Hintergrund der Reaktivierungswelle sind deutlich gestiegene Lithiumpreise. Die Preise für Spodumenkonzentrat haben seit Mitte Dezember kräftig zugelegt und erreichten in diesem Monat den höchsten Stand seit mehr als zwei Jahren. Dennoch liegen sie weiterhin deutlich unter den Rekordhochs von Ende 2022. Der Preis für 99,5-prozentiges Lithiumcarbonat aus China notierte zuletzt laut Wall Street Journal bei 28.150 US-Dollar pro Tonne – vor einem Jahr waren es noch 8.825 US-Dollar.

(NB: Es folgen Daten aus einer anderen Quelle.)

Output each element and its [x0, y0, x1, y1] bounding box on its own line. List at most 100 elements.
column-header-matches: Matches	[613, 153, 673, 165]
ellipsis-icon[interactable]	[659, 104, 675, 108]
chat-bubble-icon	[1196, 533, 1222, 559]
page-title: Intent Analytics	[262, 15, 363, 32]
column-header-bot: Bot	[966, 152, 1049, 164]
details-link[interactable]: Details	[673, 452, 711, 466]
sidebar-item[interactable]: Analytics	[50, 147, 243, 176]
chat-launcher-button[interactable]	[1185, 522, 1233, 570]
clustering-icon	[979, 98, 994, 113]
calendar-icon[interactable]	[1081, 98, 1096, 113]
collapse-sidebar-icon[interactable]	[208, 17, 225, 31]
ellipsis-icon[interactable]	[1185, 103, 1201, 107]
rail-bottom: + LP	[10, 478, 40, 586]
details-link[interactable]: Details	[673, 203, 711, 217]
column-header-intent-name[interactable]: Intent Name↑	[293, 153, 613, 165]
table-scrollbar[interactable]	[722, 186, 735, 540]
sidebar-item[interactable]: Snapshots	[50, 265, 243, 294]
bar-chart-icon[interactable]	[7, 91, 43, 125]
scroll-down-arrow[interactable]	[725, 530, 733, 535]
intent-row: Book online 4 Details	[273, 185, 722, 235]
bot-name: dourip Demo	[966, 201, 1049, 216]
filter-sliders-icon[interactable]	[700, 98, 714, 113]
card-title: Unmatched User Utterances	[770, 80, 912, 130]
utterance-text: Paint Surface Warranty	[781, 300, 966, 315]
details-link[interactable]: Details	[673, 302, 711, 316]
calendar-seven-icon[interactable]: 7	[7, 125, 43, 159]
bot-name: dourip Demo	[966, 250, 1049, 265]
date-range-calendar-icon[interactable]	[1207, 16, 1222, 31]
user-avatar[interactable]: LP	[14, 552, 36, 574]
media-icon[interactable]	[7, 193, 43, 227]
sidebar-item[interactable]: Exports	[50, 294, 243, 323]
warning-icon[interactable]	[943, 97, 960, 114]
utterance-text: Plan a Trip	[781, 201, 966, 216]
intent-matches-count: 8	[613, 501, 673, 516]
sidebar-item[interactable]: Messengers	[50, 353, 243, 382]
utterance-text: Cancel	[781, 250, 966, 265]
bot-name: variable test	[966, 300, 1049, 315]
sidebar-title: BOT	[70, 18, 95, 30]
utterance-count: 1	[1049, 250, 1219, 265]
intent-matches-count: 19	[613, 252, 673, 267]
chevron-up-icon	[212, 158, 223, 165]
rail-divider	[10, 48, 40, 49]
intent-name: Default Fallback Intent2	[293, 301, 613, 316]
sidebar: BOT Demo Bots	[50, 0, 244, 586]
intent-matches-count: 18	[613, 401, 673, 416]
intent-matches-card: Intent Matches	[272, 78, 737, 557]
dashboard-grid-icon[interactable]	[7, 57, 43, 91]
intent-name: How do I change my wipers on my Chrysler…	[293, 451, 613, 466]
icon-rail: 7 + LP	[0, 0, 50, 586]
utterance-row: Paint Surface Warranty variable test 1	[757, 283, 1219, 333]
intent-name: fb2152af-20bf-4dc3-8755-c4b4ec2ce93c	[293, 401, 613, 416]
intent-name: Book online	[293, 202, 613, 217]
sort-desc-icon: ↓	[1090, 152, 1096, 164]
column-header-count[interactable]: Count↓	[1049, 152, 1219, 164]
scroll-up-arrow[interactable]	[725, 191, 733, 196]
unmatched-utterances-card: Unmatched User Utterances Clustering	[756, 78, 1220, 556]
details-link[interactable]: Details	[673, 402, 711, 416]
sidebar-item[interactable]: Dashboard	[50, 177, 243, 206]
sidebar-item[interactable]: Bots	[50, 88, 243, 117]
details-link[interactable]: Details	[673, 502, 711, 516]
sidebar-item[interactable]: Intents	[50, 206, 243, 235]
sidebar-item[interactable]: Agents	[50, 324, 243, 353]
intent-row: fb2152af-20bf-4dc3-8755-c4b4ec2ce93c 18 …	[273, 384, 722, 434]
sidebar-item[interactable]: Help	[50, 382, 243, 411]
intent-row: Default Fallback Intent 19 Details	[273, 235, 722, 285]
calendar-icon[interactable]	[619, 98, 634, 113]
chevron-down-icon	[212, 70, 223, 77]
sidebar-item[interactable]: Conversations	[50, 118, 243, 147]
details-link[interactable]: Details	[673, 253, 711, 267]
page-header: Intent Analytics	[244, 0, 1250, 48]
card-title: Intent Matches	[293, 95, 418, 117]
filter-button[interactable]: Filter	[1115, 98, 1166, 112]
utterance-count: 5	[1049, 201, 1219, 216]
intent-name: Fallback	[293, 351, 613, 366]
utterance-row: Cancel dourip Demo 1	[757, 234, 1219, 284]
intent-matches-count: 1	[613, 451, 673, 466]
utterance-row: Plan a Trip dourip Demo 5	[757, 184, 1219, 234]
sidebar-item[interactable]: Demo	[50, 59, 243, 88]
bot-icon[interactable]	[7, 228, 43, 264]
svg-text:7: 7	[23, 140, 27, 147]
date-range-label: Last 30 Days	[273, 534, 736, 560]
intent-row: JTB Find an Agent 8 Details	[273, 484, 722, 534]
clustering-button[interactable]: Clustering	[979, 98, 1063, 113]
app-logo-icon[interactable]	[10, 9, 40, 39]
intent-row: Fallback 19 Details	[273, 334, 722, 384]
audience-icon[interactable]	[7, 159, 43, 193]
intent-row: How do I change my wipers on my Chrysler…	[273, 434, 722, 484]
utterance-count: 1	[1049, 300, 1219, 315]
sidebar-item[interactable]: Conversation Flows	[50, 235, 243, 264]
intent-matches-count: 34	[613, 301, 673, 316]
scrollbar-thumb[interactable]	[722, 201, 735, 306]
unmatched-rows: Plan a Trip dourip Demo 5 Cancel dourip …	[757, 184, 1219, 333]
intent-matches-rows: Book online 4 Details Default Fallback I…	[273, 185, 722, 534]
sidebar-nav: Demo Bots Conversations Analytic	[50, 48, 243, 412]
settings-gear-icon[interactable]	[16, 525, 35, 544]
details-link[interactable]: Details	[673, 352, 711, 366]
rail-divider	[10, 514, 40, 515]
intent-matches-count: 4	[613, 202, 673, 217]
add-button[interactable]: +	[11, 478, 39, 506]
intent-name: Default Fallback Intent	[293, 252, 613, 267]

Weitere Projekte in Australien im Fokus

Auch abseits von Core Lithium und Mineral Resources tut sich in Australien einiges. Unternehmen, die mit der australischen Milliardärin Gina Rinehart in Verbindung stehen, treiben gemeinsam mit dem chilenischen Lithiumgiganten SQM (NYSE: SQM) das Lithiumprojekt Andover in Westaustralien voran. SQM gilt als zweitgrößter Lithiumproduzent der Welt und bringt damit erhebliches Branchenwissen in das Vorhaben ein.

Die Aktie von Core Lithium hat von der positiven Stimmung im Sektor profitiert. In diesem Jahr legte das Papier um 5,4 Prozent zu und notierte zuletzt in Sydney bei 30 australischen Cent. Damit bewertet der Markt das Unternehmen mit rund 955 Millionen australischen Dollar. Für deutsche Anleger, die den Lithiummarkt im Blick behalten, ist die Entwicklung in Australien besonders relevant: Das Land zählt zu den weltweit bedeutendsten Produzenten des Batteriemetalls, das für die Elektromobilität und Energiespeicherung unverzichtbar ist.